78047 words successfully embedded.


### Model Architecture

In [14]:
from keras.layers import Embedding
from keras.layers import Dense, Input, Flatten
from keras.layers import Conv1D, MaxPooling1D, Embedding, GlobalMaxPooling1D
from keras.models import Model

In [15]:
def build_conv_layer(input_tensor, filter_size, kernel_size, pool_size):
    output = Conv1D(filter_size, kernel_size, activation='relu', padding='same')(input_tensor)
    if pool_size:
        output = MaxPooling1D(pool_size, padding = 'same')(output)
    else:
        # TODO(nthain): This seems broken.
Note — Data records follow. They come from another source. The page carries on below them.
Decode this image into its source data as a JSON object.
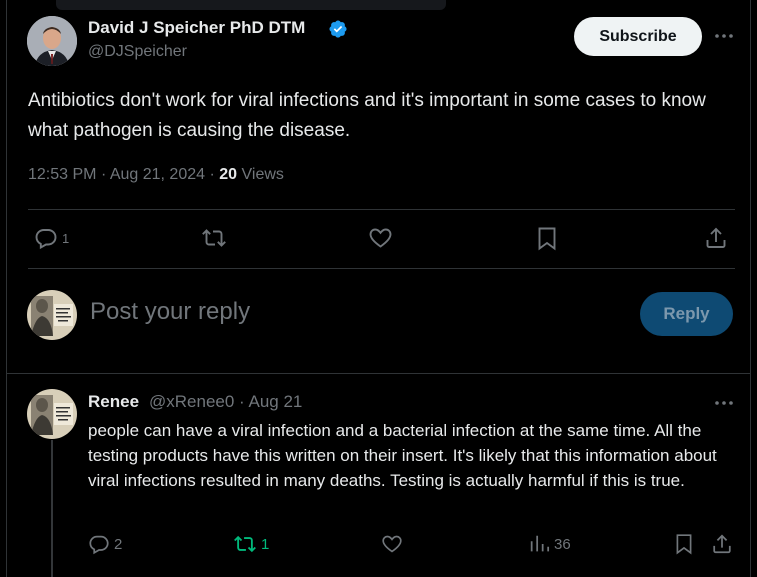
{
  "post": {
    "author_name": "David J Speicher PhD DTM",
    "handle": "@DJSpeicher",
    "subscribe_label": "Subscribe",
    "text": "Antibiotics don't work for viral infections and it's important in some cases to know what pathogen is causing the disease.",
    "time": "12:53 PM",
    "date": "Aug 21, 2024",
    "views_count": "20",
    "views_label": "Views",
    "reply_count": "1"
  },
  "composer": {
    "placeholder": "Post your reply",
    "reply_label": "Reply"
  },
  "reply": {
    "name": "Renee",
    "handle": "@xRenee0",
    "date": "Aug 21",
    "text": "people can have a viral infection and a bacterial infection at the same time. All the testing products have this written on their insert. It's likely that this information about viral infections resulted in many deaths. Testing is actually harmful if this is true.",
    "reply_count": "2",
    "repost_count": "1",
    "views_count": "36"
  },
  "colors": {
    "background": "#000000",
    "text_primary": "#e7e9ea",
    "text_secondary": "#71767b",
    "verified_blue": "#1d9bf0",
    "repost_green": "#00ba7c",
    "reply_button_bg": "#0e4a73"
  },
  "icons": [
    "verified-badge-icon",
    "more-icon",
    "reply-icon",
    "repost-icon",
    "like-icon",
    "bookmark-icon",
    "share-icon",
    "views-icon"
  ]
}
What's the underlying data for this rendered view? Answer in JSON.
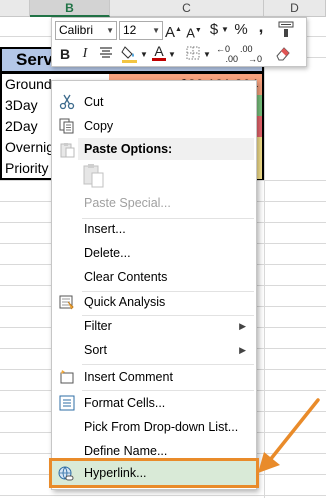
{
  "columns": [
    "B",
    "C",
    "D"
  ],
  "sheet": {
    "header_cell": "Serv",
    "rows": [
      {
        "label": "Ground",
        "value": "$20,101,264"
      },
      {
        "label": "3Day",
        "value": ""
      },
      {
        "label": "2Day",
        "value": ""
      },
      {
        "label": "Overnig",
        "value": ""
      },
      {
        "label": "Priority",
        "value": ""
      }
    ],
    "colors": {
      "header": "#b4c7e7",
      "value1": "#f8a27e",
      "green": "#7ac37e",
      "red": "#e9666e",
      "yellow": "#f6e18d"
    }
  },
  "mini_toolbar": {
    "font_name": "Calibri",
    "font_size": "12",
    "grow_font": "A",
    "shrink_font": "A",
    "currency": "$",
    "percent": "%",
    "comma": ",",
    "bold": "B",
    "italic": "I",
    "font_color": "A",
    "dec_increase": ".00",
    "dec_decrease": ".00"
  },
  "context_menu": {
    "cut": "Cut",
    "copy": "Copy",
    "paste_options": "Paste Options:",
    "paste_special": "Paste Special...",
    "insert": "Insert...",
    "delete": "Delete...",
    "clear_contents": "Clear Contents",
    "quick_analysis": "Quick Analysis",
    "filter": "Filter",
    "sort": "Sort",
    "insert_comment": "Insert Comment",
    "format_cells": "Format Cells...",
    "pick_dropdown": "Pick From Drop-down List...",
    "define_name": "Define Name...",
    "hyperlink": "Hyperlink..."
  },
  "icons": [
    "scissors-icon",
    "copy-icon",
    "paste-icon",
    "quick-analysis-icon",
    "comment-icon",
    "format-cells-icon",
    "hyperlink-icon"
  ]
}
Fix.
        output = GlobalMaxPooling1D()(output)
    return output

In [16]:
sequence_input = Input(shape=(MAX_SEQUENCE_LENGTH,), dtype='int32')
embedding_layer = Embedding(len(word_index) + 1,
                            EMBEDDING_DIM,
                            weights=[embedding_matrix],
                            input_length=MAX_SEQUENCE_LENGTH,
                            trainable=True)

embedded_sequences = embedding_layer(sequence_input)
x = embedded_sequences
for filter_size, kernel_size, pool_size in zip(CNN_FILTER_SIZES, CNN_KERNEL_SIZES, CNN_POOLING_SIZES):
    x = build_conv_layer(x, filter_size, kernel_size, pool_size)
    
x = Flatten()(x)
# TODO(nthain): Parametrize the number and size of fully connected layers
x = Dense(128, activation='relu')(x)
preds = Dense(2, activation='softmax')(x)

model = Model(sequence_input, preds)
model.compile(loss='categorical_crossentropy',
              optimizer='rmsprop',
              metrics=['acc'])

In [18]:
# A summary of the model architecture
model.summary()

_________________________________________________________________
Layer (type)                 Output Shape              Param #   
input_1 (InputLayer)         (None, 1000)              0         
_________________________________________________________________
embedding_1 (Embedding)      (None, 1000, 100)         15118200  
_________________________________________________________________
conv1d_1 (Conv1D)            (None, 1000, 128)         64128     
_________________________________________________________________
max_pooling1d_1 (MaxPooling1 (None, 200, 128)          0         
_________________________________________________________________
conv1d_2 (Conv1D)            (None, 200, 128)          82048     
_________________________________________________________________
max_pooling1d_2 (MaxPooling1 (None, 40, 128)           0         
_________________________________________________________________
conv1d_3 (Conv1D)            (None, 40, 128)           82048     
__________

### Train Model

In [19]:
model.fit(train_data, train_labels,
          batch_size=BATCH_SIZE,
          epochs=EPOCHS,
          validation_data=(valid_data, valid_labels))

Train on 95692 samples, validate on 32128 samples
Epoch 1/3
Epoch 2/3
Epoch 3/3


<keras.callbacks.History at 0x1271ece90>

In [20]:
model.save(os.path.join(MODEL_DIR, '%s_model.h5' % MODEL_VERSION))

### Evaluate Model on Test Data

In [21]:
from sklearn import metrics
from keras.models import load_model

In [22]:
model = load_model(os.path.join(MODEL_DIR, '%s_model.h5' % MODEL_VERSION))

In [23]:
def compute_auc(y_true, y_pred):
    fpr, tpr, thresholds = metrics.roc_curve(y_true, y_pred)
    return metrics.auc(fpr, tpr)

In [24]:
test_preds = model.predict(test_data, batch_size=BATCH_SIZE)

In [25]:
test_auc = compute_auc(test_labels[:,1], test_preds[:,1])
print('The model achieves an AUC of %.3f on the test set.' % test_auc)

The model achieves an AUC of 0.977 on the test set.